東日本大震災から9年半が経過したが、現地では住民の被災、避難や転出による人口減少が回復しない所が多い。特に、東京電力福島第1原発の事故によって住民が故郷と将来の夢を奪われた福島県では過疎化が深刻だ。

その中で、地域を再活性化させようと外部からの移住受け入れによる村おこしに力を注いでいるのが、同県飯舘村だ。元々6千人あった人口は事故による全村強制避難で激減し、避難指示解除で村当局が帰還促進に努めたものの、戻ったのは2割程度。アンケートでは「条件が整えば帰りたい」が90%あったが、人口の減少で地域経済が回らず、それによって帰還が遅れるという悪循環も起きているようだ。そのため、村内に住居と農業や商売などの仕事を確保して転入を促進するプランを打ち出した。

地元の方言で「丁寧な」を意味する「『までいな』暮らしへの誘い」という呼び掛け冊子を各地に配布。村の審査によって、家を新築する場合は最大500万円、空き家購入は同200万円、賃借なら月額家賃の半額を補助し、最長1カ月間無料の「お試し住宅」も提供、新規就農や起業には最大240万円を補助するという手厚い策を紹介している。

既にこれに応じて移住、定着した人もかなりおり、県内から移って栄養士をする若い女性、地域に溶け込んで農業を続ける男性、そして遠くは米国移住から帰国して村の道の駅で働く女性や鹿児島県から来て園芸に励む男性もいる。
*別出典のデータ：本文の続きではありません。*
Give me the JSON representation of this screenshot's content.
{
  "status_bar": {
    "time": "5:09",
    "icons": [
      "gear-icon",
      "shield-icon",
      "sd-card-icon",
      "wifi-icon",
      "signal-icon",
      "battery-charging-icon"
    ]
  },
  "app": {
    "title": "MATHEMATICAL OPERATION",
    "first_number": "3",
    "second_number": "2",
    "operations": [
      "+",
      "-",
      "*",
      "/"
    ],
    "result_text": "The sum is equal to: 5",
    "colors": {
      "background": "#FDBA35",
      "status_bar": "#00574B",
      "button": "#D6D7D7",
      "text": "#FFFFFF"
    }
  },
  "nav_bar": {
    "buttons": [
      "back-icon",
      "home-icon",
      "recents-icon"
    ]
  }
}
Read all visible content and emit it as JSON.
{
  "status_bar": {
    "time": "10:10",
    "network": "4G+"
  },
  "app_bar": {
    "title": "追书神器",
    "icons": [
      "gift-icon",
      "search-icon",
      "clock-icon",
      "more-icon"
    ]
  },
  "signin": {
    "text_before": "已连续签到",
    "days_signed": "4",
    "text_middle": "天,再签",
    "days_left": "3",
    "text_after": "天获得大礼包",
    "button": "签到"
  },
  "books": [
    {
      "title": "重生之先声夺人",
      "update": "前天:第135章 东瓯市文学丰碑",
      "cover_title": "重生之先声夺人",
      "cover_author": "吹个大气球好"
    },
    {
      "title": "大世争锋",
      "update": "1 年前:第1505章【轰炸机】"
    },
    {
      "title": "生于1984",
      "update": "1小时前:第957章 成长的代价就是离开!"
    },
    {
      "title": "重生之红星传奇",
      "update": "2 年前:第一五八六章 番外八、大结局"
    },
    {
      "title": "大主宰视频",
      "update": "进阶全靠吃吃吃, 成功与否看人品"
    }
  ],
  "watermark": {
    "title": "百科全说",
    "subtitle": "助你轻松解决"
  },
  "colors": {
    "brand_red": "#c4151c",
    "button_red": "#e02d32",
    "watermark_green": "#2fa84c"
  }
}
長く村役場で農政担当職員を務めた地元の真宗寺院住職は「元の村民でも避難先から戻れなくなってしまった方も多い。村外の方もどしどし呼び込み、あと5年は暮らしをつないでいくことに傾注しないと、村が廃れかねない」と危機感を募らせ、移住推進に力を入れてきた。

住職の寺をはじめ地元相馬地方の真宗門徒の多くは、今から200年以上前の天明の大飢饉で村が疲弊し人口が激減した際、復興のために越中富山地方から入植してきた「北陸門徒」の移民の子孫だ。彼らは固い信仰に支えられながら、荒地を開墾し、身を寄せ合うようにして村を興してきた。その大変な苦労の歴史の上に豊かな故郷があり、それが原発事故で破壊されたのだった。

だが「までい」には「心を込めて、頑張って」という意味もある。住職は「私たち移民の歴史をまた繰り返すと思えば大丈夫。次の次の世代に夢を残せば、村民の孫たちもきっと戻ってこられる」と顔を輝かせる。